そこで一般投資家等にとって魅力的な株価で株式を売却する必要があります。

POの場合は、購入を希望する一般投資家等から「売出価格の決定日の株価より、〇%ディスカウントだったら購入する」という意思表示を求めて、その意思表示の結果を参考として、ディスカウント率が決定します。

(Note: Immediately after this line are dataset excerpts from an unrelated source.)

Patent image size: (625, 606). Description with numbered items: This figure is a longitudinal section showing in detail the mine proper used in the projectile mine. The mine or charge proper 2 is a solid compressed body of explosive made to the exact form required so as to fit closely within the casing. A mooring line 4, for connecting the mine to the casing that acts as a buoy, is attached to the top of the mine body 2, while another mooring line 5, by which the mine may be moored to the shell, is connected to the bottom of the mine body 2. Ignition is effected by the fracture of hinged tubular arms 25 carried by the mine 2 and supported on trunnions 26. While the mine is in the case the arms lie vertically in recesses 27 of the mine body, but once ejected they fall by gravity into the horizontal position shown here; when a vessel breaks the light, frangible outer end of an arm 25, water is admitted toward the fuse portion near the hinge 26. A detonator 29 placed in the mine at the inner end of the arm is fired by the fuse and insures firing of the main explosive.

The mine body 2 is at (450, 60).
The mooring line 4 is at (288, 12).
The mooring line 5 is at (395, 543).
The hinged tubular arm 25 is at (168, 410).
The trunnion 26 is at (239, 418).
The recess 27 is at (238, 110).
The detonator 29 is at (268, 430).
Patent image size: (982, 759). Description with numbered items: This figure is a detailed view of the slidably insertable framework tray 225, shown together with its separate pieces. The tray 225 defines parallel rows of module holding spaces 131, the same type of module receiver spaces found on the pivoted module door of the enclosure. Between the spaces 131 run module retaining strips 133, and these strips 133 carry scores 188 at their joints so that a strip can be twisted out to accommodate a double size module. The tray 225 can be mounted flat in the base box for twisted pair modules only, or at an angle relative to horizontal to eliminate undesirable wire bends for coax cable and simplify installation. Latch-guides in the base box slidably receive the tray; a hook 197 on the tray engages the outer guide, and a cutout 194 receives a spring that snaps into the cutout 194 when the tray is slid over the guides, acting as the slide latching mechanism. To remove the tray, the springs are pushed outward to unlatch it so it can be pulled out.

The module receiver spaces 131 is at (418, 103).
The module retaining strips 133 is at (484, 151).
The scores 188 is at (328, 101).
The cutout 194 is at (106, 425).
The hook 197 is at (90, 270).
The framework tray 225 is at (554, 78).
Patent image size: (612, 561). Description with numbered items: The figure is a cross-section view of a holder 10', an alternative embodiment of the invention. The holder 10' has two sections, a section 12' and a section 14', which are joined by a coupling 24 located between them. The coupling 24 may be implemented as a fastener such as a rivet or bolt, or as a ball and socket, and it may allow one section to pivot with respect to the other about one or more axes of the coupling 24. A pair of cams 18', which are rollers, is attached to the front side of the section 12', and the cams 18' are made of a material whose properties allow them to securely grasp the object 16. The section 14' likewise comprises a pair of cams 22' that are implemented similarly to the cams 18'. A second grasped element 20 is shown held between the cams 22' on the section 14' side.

IPO時には、IPOディスカウントというものがあります。

表 IPOディスカウントとPOディスカウントの主な違い

IPOディスカウント POディスカウント
20%~30%程度 3%~6%程度
公開 非公開 公開
決定方法 想定発行価格の決定時に主幹事証券会社と相談し決定 一般投資家等からの需要状況により、ほぼ自動的に決定

表 POディスカウント事例

会社(PO実施日) PO実施日 ディスカウント率
ソフトバンク 2020/9/23 3.02%
リクルートホールディングス 2019/9/18 3.02%
EduLab 2020/10/19 6.00%
OSGコーポレーション 2020/10/12 4.03%

POのデメリット

POのデメリットは、ほぼ間違いなく、一時的に株価が下がるという点です。

POを行うと既存株主の利益を害する可能性が出ることから、単に創業者利潤を求めるためだけを目的としたPOというのは極めてネガティブです。コーポレートガバナンスコードには、次のような原則が存在します。

原則1-6.株主の利益を害する可能性のある資本政策

支配権の変動や大規模な希釈化をもたらす資本政策(増資、MBO等を含む)については、既存株主を不当に害することのないよう、取締役会・監査役は、株主に対する受託者責任を全うする観点から、その必要性・合理性をしっかりと検討し、適正な手続を確保するとともに、株主に十分な説明を行うべきである。

マザーズやJASDAQへ上場を目指す会社の中には、資本政策の立案をする際、IPO後の資本政策を立てている会社も多く存在します。その際、本則市場への市場変更と同時にPOの計画を入れる事は定番になっています。